Um irmão me explicou: “Os túmulos de cartuxos não têm nomes na
cruz. Mas você poderá reconhecer o dele. Procure pela cruz com um
ramalhete de folhas de pinho. A irmã dele pediu que o colocássemos na
sua cruz”. Procurei e achei a cruz com o ramalhete de folhas secas.
P: E depois de terminar o colégio, o senhor ficou em Zagreb estudando?
R: Sim. Eu comecei a estudar Letras, embora o que eu quisesse mesmo
era estudar filosofia. Naquela época, a filosofia em Zagreb era dominada
por um grupo de marxistas reunido em torno da revista Práxis.
Eles propunham um marxismo “humanista”, o jovem Marx misturado
com Heidegger, como base ideológica para a assim chamada autogestão
iugoslava. Como a autogestão era uma farsa, inventada para encobrir
a ditadura do partido comunista, esse marxismo edulcorado era, para
mim, letra morta. Além disso, no colégio, eu tive uma sólida iniciação
em Kant, cujo pensamento acentuou a minha atitude crítica em relação
aos discursos vazios meramente retóricos, e, de sobra, pôs em questão
os fundamentos do meu cristianismo. Então, decidi estudar Letras, a
linguística e a literatura francesa e inglesa, pois achava que a literatura,
a do século XX em particular, tocava em temas que eram próximos da
filosofia e da teologia e, desse modo, atendia melhor do que o marxismo
croata os meus interesses intelectuais na época.

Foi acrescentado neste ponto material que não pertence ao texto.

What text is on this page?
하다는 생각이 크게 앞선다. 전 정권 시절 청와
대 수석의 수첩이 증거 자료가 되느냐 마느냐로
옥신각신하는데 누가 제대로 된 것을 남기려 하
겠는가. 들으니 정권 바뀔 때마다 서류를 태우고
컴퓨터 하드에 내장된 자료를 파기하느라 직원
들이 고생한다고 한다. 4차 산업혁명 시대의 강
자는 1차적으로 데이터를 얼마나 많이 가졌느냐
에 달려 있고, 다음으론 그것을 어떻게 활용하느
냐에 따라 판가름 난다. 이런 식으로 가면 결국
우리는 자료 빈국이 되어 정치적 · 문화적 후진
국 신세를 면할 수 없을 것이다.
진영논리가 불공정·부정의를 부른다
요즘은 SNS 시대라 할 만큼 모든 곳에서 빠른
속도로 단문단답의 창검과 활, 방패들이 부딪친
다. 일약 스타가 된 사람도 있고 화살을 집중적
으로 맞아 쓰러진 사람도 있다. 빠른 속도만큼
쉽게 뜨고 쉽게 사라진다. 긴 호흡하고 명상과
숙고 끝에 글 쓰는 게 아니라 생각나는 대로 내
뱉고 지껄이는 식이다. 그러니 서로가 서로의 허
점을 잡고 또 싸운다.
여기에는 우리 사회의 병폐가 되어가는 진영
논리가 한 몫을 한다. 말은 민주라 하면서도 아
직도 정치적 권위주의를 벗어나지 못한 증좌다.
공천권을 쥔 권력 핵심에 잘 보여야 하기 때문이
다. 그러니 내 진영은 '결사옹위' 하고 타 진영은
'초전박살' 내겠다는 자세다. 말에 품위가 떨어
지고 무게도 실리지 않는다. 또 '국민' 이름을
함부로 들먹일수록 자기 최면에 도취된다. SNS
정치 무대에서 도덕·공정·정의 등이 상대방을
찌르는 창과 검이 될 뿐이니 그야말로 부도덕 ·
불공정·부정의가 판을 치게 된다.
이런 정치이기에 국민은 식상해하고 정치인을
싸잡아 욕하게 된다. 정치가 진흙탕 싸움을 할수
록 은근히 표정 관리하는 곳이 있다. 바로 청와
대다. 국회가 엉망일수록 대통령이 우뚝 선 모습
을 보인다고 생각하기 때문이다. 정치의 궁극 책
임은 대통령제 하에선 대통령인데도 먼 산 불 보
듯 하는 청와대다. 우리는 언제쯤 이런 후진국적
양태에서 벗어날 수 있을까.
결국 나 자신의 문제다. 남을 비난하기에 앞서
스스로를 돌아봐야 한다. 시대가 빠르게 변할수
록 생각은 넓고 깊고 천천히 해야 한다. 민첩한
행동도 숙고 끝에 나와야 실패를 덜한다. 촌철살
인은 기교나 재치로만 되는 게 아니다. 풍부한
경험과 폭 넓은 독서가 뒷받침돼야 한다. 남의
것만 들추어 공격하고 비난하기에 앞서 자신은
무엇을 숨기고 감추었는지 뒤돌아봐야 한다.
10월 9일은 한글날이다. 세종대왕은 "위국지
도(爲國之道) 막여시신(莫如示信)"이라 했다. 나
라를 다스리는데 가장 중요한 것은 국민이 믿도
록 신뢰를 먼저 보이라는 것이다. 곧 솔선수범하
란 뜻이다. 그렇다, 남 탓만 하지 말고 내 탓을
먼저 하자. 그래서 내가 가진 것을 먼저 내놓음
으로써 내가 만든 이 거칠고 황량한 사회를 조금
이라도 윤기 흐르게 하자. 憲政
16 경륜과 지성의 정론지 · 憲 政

P: O senhor chegou a se formar em Letras?
R: Fiz quatro anos de disciplinas, sem terminar todos os exames finais.
Mas valeu, por que li muito e fiquei familiarizado com a linguística de
Saussure, Trubetzkoy, Hjemslev, Jacobson e outros.
P: É depois disso que o senhor sai da Croácia e vai para Bélgica?
R: Não exatamente. Em 1959, aos 19 anos, eu fui primeiro a Paris, para
estudar francês. Lá consegui um emprego como sacristão; depois de uns
três meses, recebi uma bolsa da Bélgica, da Universidade Católica de
Louvain. Fui para lá e comecei a estudar filosofia.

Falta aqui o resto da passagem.